The idea of stretching a skin tightly across a resonating chamber, attaching a neck, adding one or more drone strings, and playing the resulting instrument in a rhythmical and percussive manner originated with West Africans, who were forcibly imported as slaves to the New World. African and early African-American banjos consisted of a gourd or a carved wood body with a stretched skin head and usually little more than a stick for a neck.
The first banjo-type instruments in the Americas were documented in the Caribbean as early as 1689, and the first mention of the banjo in the American colonies occurred in 1754 (where it is called a "banjer" in a Maryland newspaper).
When Africans and Europeans came together in North America, they had enough similarity in their ideas and attitudes about music for a new musical synthesis to occur despite the dramatically unequal status of black and white populations. In large part, the history of American music, from minstrelsy to jazz, rock 'n' roll to rap music, is the story of this continuing convergence of musical sensibilities.
The mid-19th-century minstrel banjo is one of the first manifestations of the meeting of these musical worlds.
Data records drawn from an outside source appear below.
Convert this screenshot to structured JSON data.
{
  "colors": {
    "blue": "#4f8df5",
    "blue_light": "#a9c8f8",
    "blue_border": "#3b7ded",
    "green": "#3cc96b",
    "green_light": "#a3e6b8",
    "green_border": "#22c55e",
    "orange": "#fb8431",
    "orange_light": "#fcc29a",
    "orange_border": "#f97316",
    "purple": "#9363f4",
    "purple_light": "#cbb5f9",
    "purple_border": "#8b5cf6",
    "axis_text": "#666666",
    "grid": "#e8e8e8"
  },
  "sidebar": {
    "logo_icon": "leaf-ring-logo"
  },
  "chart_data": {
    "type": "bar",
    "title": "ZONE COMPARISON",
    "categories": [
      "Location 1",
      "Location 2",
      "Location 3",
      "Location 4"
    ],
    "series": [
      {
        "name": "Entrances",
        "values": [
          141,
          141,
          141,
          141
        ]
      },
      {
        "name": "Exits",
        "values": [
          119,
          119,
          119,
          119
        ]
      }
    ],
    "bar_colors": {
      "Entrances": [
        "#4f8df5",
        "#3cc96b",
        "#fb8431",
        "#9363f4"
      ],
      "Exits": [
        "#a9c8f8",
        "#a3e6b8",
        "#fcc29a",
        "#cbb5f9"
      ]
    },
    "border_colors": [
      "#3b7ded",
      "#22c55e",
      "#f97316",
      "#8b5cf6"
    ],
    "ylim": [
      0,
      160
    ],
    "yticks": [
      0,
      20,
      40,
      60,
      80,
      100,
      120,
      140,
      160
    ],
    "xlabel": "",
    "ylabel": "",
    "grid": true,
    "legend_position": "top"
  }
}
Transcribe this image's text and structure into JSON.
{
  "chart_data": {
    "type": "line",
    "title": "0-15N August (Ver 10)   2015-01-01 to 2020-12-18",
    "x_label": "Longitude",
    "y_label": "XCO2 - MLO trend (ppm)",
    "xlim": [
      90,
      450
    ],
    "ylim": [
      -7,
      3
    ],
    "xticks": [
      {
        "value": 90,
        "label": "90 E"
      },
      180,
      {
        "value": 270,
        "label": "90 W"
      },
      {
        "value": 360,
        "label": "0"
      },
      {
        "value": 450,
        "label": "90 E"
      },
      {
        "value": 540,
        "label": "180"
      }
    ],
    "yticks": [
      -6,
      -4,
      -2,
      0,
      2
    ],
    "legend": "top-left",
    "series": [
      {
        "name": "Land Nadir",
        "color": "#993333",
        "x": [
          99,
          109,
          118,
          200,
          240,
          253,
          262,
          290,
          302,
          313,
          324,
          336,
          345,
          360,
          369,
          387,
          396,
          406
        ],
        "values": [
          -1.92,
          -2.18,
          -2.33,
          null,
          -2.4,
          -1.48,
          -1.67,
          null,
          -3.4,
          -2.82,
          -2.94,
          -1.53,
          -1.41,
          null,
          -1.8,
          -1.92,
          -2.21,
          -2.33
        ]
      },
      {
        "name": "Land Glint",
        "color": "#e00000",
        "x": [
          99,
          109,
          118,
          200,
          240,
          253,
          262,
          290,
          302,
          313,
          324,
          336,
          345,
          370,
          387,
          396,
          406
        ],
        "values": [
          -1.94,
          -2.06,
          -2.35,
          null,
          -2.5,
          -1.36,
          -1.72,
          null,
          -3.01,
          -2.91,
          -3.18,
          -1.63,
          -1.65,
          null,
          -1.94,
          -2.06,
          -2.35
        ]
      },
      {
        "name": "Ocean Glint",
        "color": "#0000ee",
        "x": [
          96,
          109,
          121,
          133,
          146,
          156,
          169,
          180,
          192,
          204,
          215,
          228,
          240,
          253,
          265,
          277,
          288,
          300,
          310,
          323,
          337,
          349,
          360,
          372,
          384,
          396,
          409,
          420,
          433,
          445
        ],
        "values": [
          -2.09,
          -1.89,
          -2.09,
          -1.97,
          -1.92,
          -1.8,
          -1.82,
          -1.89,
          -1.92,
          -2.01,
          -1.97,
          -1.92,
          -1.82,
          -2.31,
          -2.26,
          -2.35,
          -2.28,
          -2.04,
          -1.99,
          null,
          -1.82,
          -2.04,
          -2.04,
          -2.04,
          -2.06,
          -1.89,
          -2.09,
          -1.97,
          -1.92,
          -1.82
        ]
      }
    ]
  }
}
Along with the fiddle, the banjo was the most popular instrument in African-American music in the United States through the 18th and into the 19th century. In the early 1800s, white musicians began to take up the banjo in imitation of southern African-American players. By the mid-1800s, white professional stage performers had popularized the banjo all across the United States and in England and had begun their own banjo traditions as they popularized new songs. Because these musicians usually performed with blackened faces, they came to be known as blackface minstrels.
Because the minstrel stage depicted slaves and southern life in inaccurate and degrading ways, there are many negative aspects to the legacy of blackface minstrelsy. Nevertheless, as part of America's first nationally popular music, minstrelsy served to popularize the banjo and make it an instrument shared by both white and black populations. With this popularity came the publication of the first instruction manuals for the instrument and the first factory-made banjos in the 1840s. Soon after, five strings became the accepted norm for banjos, and five-string banjos are the norm today.